Tutti i problemi sociali dei lavoratori, dei precari, dei disoccupati, così come di ogni altra città, possono essere risolti compiutamente solo su scala nazionale ed internazionali. Lottare a Napoli per questa prospettiva generale di svolta non significa evitare di parlare dei problemi particolari della città. Non è “parlar d'altro”: è al contrario l'unico modo coerente di battersi per gli obiettivi e le esigenze dei lavoratori. Fuori da questa prospettiva generale, cioè necessariamente di portata nazionale, ogni forma di radicalismo municipale rischierebbe, contro una sua apparente “concretezza”, di rimuovere la reale possibilità di soddisfacimento delle domande degli sfruttati.




Peraltro, solo una lotta radicale e generale per una alternativa anticapitalista può strappare risultati parziali e concreti, tanto sul piano nazionale quanto su quello locale.
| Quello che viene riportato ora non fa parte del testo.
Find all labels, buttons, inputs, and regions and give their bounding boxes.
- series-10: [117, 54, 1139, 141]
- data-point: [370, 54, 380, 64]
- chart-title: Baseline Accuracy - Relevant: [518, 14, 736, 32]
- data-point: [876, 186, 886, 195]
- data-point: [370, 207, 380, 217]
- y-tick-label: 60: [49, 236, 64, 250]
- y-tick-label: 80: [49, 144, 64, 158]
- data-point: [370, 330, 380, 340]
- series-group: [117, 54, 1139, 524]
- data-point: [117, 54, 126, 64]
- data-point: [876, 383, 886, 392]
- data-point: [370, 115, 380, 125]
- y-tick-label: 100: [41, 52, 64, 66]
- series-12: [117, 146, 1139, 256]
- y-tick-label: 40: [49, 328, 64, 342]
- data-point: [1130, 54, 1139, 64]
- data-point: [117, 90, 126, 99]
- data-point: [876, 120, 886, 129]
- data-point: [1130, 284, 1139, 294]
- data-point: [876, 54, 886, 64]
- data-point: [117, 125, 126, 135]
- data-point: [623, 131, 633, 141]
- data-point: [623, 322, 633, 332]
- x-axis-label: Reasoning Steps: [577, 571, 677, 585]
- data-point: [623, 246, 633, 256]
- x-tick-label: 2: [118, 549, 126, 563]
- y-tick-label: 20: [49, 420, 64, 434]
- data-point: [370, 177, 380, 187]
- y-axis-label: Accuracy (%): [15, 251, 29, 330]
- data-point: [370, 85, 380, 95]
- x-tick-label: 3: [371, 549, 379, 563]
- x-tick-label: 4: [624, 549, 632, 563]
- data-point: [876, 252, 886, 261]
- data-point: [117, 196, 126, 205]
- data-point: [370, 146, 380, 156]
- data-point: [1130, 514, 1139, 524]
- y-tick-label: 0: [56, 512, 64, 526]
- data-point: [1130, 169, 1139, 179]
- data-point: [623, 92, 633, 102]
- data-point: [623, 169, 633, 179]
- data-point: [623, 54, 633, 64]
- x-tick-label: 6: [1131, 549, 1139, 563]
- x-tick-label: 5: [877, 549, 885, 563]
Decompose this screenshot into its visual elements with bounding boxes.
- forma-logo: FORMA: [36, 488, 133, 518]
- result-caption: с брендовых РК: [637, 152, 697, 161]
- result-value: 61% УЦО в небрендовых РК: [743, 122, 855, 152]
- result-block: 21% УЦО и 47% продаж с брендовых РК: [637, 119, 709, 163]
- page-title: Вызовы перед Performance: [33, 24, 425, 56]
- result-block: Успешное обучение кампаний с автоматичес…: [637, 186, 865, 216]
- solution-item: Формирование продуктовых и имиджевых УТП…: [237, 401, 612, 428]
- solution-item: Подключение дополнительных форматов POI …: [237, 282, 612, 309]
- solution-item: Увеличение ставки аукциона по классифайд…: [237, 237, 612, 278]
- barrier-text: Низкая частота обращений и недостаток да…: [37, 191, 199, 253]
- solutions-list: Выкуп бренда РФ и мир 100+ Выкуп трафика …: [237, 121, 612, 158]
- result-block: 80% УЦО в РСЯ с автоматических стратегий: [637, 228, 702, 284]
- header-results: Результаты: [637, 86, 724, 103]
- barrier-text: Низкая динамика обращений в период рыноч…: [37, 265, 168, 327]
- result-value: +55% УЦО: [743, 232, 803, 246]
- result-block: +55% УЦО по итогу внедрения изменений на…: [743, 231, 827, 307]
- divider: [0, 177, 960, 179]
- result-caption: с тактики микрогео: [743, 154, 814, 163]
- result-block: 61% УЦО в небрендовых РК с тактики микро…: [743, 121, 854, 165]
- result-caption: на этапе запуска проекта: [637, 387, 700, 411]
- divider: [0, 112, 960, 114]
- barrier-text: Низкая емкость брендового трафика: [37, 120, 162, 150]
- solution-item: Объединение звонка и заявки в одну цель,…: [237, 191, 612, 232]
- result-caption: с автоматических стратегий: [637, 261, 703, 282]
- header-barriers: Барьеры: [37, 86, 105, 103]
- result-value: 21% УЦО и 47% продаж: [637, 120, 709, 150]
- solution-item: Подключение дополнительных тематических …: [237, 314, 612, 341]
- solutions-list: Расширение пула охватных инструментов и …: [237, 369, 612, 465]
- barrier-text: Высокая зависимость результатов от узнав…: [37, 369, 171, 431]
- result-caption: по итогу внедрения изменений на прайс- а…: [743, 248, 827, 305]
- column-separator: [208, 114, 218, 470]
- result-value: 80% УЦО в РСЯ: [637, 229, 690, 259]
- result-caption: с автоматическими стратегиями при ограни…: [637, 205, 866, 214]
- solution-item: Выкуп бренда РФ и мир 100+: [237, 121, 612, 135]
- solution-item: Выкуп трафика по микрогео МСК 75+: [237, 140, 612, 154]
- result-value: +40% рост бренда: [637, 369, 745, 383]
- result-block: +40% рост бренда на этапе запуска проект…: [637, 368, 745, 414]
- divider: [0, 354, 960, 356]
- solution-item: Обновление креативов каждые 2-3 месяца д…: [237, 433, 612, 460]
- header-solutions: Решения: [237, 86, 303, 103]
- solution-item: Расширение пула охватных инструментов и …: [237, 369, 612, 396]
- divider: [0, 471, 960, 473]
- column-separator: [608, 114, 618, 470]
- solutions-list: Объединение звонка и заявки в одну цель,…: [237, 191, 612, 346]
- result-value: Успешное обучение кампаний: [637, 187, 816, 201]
Le classi dominanti sono disposte a concedere qualcosa solo quando hanno paura di perdere tutto. Rivendicare “tutto” è l'unico modo concreto per strappare qualcosa. E, viceversa, respingere una prospettiva di lotta radicale è il modo sicuro per non ottenere niente, e dunque di continuare ad arretrare lungo una discesa senza fondo.




Per questo ci rivolgiamo a tutti gli operai, ai lavoratori, gli sfruttati e oppressi di questa città, alle persone più combattive, più generose, più coscienti, ai disoccupati, alle casalinghe, ai pensionati, ai giovani per dire loro la cosa più semplice: uniamo le nostre forze per un governo dei lavoratori e della povera gente a Napoli. Anche attraverso il voto: perché ogni voto al PCL rafforzerebbe questa prospettiva. Ma soprattutto al di là del voto, nei luoghi di lavoro, nelle strade, nelle piazze: perché lì si deciderà chi comanda e chi obbedisce nella società italiana. Noi vogliamo che al posto di comando vadano finalmente i lavoratori.




Lavorare in ogni lotta e in ogni occasione è il nostro impegno quotidiano. La campagna elettorale è solo un campo per il nostro lavoro, uno strumento in più per rivolgerci a coloro per cui lottiamo. Un nostro eletto, in qualsiasi sede istituzionale, sarebbe solo un rappresentante di questa battaglia, in un rapporto indissolubile con le ragioni e le aspirazioni di tutti gli oppressi. Un eletto dei lavoratori, al loro servizio, per una società alternativa; non una pedina di chi avversa i lavoratori a difesa della società capitalistica, come troppe volte è successo.